4. Multilayer Perceptron

One of the simplest neural network architectures are multilayer perceptrons. Fashion MNIST is one of the simplest commonly available datasets. We get started with “real” neural networks in PyTorch by training a multilayer perceptron on Fashion MNIST 😎.

Before going into the actual ML-related parts, we typically have to work on our data first. Preparing the data before doing anything in a machine learning framework might turn out to be one of the most time-consuming tasks. This is especially true for “unique” data sets common in scientific machine learning where we often have to find custom solutions. Luckily Fashion MNIST is one of the standard examples and somebody else, i.e., Zalando SE, prepared everything for us. Still we have to find a way to load our data into PyTorch and to potentially preprocess and postprocess it. Once all of this infrastructure is in place, we’ll define our model and train it.

Hint

The Quickstart tutorial conceptually does the same thing as this lab: Train a multilayer perceptron on Fashion MNIST.

4.1. Datasets and Data Loaders

As in Section 3, we’ll first have a brief look at our data. Then we wrap the Fashion MNIST dataset in a data loader.

Tasks

Create a training and test dataset by calling torchvision.datasets.FashionMNIST. Use the transformation torchvision.transforms.ToTensor() to convert the data to PyTorch tensors.
Visualize a few images and show their labels. Use Matplotlib for your plots. Save your visualizations in a PDF file by using PdfPages. An example is given in the Multipage PDF demo.
Wrap the datasets into data loaders. Use torch.utils.data.DataLoader for this.

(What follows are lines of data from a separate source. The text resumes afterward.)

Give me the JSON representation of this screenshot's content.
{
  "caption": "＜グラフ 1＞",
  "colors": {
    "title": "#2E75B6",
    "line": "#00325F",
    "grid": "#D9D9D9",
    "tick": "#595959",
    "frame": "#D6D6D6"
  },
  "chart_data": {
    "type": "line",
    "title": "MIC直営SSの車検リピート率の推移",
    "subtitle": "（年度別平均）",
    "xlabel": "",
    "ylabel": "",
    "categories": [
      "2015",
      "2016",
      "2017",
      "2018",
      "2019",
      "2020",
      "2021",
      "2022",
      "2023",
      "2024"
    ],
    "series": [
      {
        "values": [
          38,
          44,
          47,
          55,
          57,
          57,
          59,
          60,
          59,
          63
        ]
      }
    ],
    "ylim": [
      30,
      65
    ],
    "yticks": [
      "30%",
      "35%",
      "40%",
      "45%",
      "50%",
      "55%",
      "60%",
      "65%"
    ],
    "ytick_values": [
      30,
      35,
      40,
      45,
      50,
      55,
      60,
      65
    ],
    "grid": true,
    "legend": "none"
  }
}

4.2. Training and Validation

We are ready to train our first “real” neural net in PyTorch! We’ll train a MultiLayer Perceptron (MLP). Our MLP assumes input images with 28 \(\times\) 28 pixels and 10 output classes. Initially, our MLP will use the following network architecture:

Fully-connected layer with 28 \(\times\) 28 input features and 512 output features;
ReLU activation;
Fully-connected layer with 512 input features and 512 output features;
ReLU activation; and
Fully-connected layer with 512 input features and 10 output features.

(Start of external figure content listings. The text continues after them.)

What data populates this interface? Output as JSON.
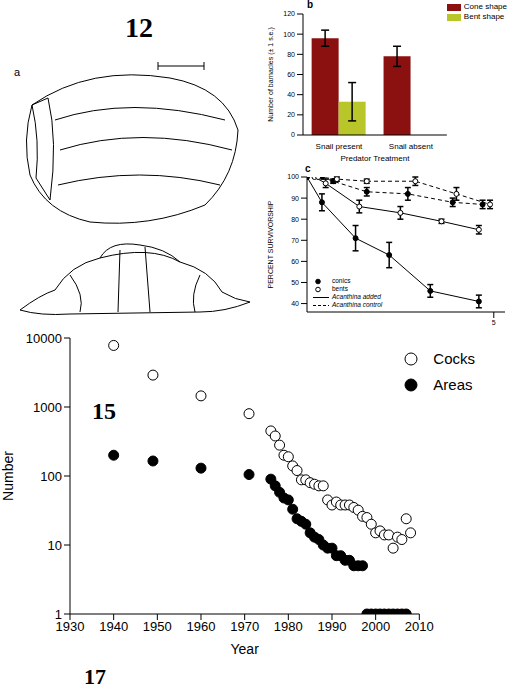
{
  "figure": {
    "labels": [
      "12",
      "15",
      "17"
    ],
    "drawing": {
      "letter": "a",
      "scale": "1mm"
    }
  },
  "chart_data": [
    {
      "type": "bar",
      "letter": "b",
      "x_label": "Predator Treatment",
      "y_label": "Number of barnacles (± 1 s.e.)",
      "categories": [
        "Snail present",
        "Snail absent"
      ],
      "series": [
        {
          "name": "Cone shape",
          "color": "#8b1010",
          "values": [
            96,
            78
          ],
          "errors": [
            8,
            10
          ]
        },
        {
          "name": "Bent shape",
          "color": "#b8c62a",
          "values": [
            33,
            null
          ],
          "errors": [
            19,
            null
          ]
        }
      ],
      "ylim": [
        0,
        120
      ],
      "yticks": [
        0,
        20,
        40,
        60,
        80,
        100,
        120
      ],
      "legend": "upper right"
    },
    {
      "type": "line",
      "letter": "c",
      "y_label": "PERCENT SURVIVORSHIP",
      "xlim": [
        0,
        5.3
      ],
      "xticks": [
        5
      ],
      "ylim": [
        36,
        100
      ],
      "yticks": [
        40,
        50,
        60,
        70,
        80,
        90,
        100
      ],
      "series": [
        {
          "marker": "filled",
          "line_style": "solid",
          "x": [
            0,
            0.4,
            1.3,
            2.2,
            3.3,
            4.6
          ],
          "values": [
            100,
            88,
            71,
            63,
            46,
            41
          ],
          "errors": [
            0,
            4,
            6,
            6,
            3,
            3
          ]
        },
        {
          "marker": "open",
          "line_style": "solid",
          "x": [
            0.2,
            0.5,
            1.4,
            2.5,
            3.6,
            4.6
          ],
          "values": [
            100,
            97,
            86,
            83,
            79,
            75
          ],
          "errors": [
            0,
            2,
            3,
            3,
            1,
            2
          ]
        },
        {
          "marker": "filled",
          "line_style": "dashed",
          "x": [
            0.4,
            0.7,
            1.6,
            2.7,
            3.9,
            4.7
          ],
          "values": [
            100,
            98,
            93,
            92,
            88,
            87
          ],
          "errors": [
            0,
            1,
            2,
            3,
            2,
            2
          ]
        },
        {
          "marker": "open",
          "line_style": "dashed",
          "x": [
            0.3,
            0.8,
            1.6,
            2.9,
            4.0,
            4.9
          ],
          "values": [
            100,
            99,
            98,
            98,
            92,
            87
          ],
          "errors": [
            0,
            1,
            1,
            2,
            3,
            2
          ]
        }
      ],
      "key": [
        {
          "label": "conics",
          "marker": "filled"
        },
        {
          "label": "bents",
          "marker": "open"
        },
        {
          "label": "Acanthina added",
          "line_style": "solid"
        },
        {
          "label": "Acanthina control",
          "line_style": "dashed"
        }
      ]
    },
    {
      "type": "scatter",
      "x_label": "Year",
      "y_label": "Number",
      "log": "y",
      "xlim": [
        1930,
        2010
      ],
      "xticks": [
        1930,
        1940,
        1950,
        1960,
        1970,
        1980,
        1990,
        2000,
        2010
      ],
      "ylim": [
        1,
        10000
      ],
      "yticks": [
        1,
        10,
        100,
        1000,
        10000
      ],
      "legend": "upper right",
      "series": [
        {
          "name": "Cocks",
          "marker": "open",
          "color": "#000000",
          "x": [
            1940,
            1949,
            1960,
            1971,
            1976,
            1977,
            1978,
            1979,
            1980,
            1981,
            1982,
            1983,
            1984,
            1985,
            1986,
            1987,
            1988,
            1989,
            1990,
            1991,
            1992,
            1993,
            1994,
            1995,
            1996,
            1997,
            1998,
            1999,
            2000,
            2001,
            2002,
            2003,
            2004,
            2005,
            2006,
            2007,
            2008
          ],
          "values": [
            7800,
            2900,
            1450,
            800,
            450,
            380,
            280,
            200,
            190,
            140,
            120,
            88,
            88,
            80,
            76,
            72,
            72,
            45,
            38,
            42,
            38,
            38,
            38,
            35,
            32,
            26,
            25,
            20,
            15,
            16,
            14,
            14,
            9,
            13,
            12,
            24,
            15
          ]
        },
        {
          "name": "Areas",
          "marker": "filled",
          "color": "#000000",
          "x": [
            1940,
            1949,
            1960,
            1971,
            1976,
            1977,
            1978,
            1979,
            1980,
            1981,
            1982,
            1983,
            1984,
            1985,
            1986,
            1987,
            1988,
            1989,
            1990,
            1991,
            1992,
            1993,
            1994,
            1995,
            1996,
            1997,
            1998,
            1999,
            2000,
            2001,
            2002,
            2003,
            2004,
            2005,
            2006,
            2007
          ],
          "values": [
            200,
            165,
            130,
            105,
            90,
            72,
            58,
            48,
            45,
            33,
            24,
            22,
            20,
            15,
            13,
            12,
            10,
            9,
            9,
            7,
            7,
            6,
            6,
            5,
            5,
            5,
            1,
            1,
            1,
            1,
            1,
            1,
            1,
            1,
            1,
            1
          ]
        }
      ]
    }
  ]
}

For the training procedure we’ll also have to think about a loss function and an optimizer. For now:

Use torch.nn.CrossEntropyLoss as your loss function; and

Use torch.optim.SGD as your optimizer.

Listing 4.2.1 Template for the module eml.mlp.trainer.

## Trains the given MLP-model.
#  @param i_loss_func used loss function.
#  @param io_data_loader data loader containing the data to which the model is applied (single epoch).
#  @param io_model model which is trained.
#  @param io_optimizer.
#  @return summed loss over all training samples.
def train( i_loss_func,
           io_data_loader,
           io_model,
           io_optimizer ):
  # switch model to training mode
  io_model.train()

  l_loss_total = 0

  # TODO: finish implementation

  return l_loss_total

Listing 4.2.2 Template for the module eml.mlp.tester.

import torch

## Tests the model
#  @param i_loss_func used loss function.
#  @param io_data_loader data loader containing the data to which the model is applied.
#  @param io_model model which is tested.
#  @return summed loss over all test samples, number of correctly predicted samples.
def test( i_loss_func,
          io_data_loader,
          io_model ):
  # switch model to evaluation mode
  io_model.eval()

  l_loss_total = 0
  l_n_correct = 0

  # TODO: finish implementation

  return l_loss_total, l_n_correct

Listing 4.2.1 and Listing 4.2.2 contain two templates for the modules eml.mlp.trainer and eml.mlp.tester. We’ll use these to avoid spaghetti code by separating our training and testing procedures from the main code.

Tasks

Implement the class Model in the module eml.mlp.model which contains the MultiLayer Perceptron (MLP).
Implement the training loop and print the total training loss after every epoch. For the time being, implement the training loop directly in your main function.
Move the training loop to the module eml.mlp.trainer. Use the template in Listing 4.2.1 to guide your implementation.
Implement the module eml.mlp.tester. Use the template in Listing 4.2.2 to guide your implementation. The module’s only function test simply applies the MLP to the given data and returns the obtained total loss and number of correctly predicted samples.

Hint

When testing your model, switch to evaluation mode through nn.Module.eval() and locally disable gradient tracking through torch.no_grad. Don’t forget to switch back to training mode afterwards if needed. Further information is available from the article Autograd mechanics.

4.3. Visualization

Now, let’s, once again, professionalize our visualization efforts. This means that we provide some data to our MLP and infer Fashion MNIST’s classes by applying our trained model. The input data are then plotted together with the obtained labels.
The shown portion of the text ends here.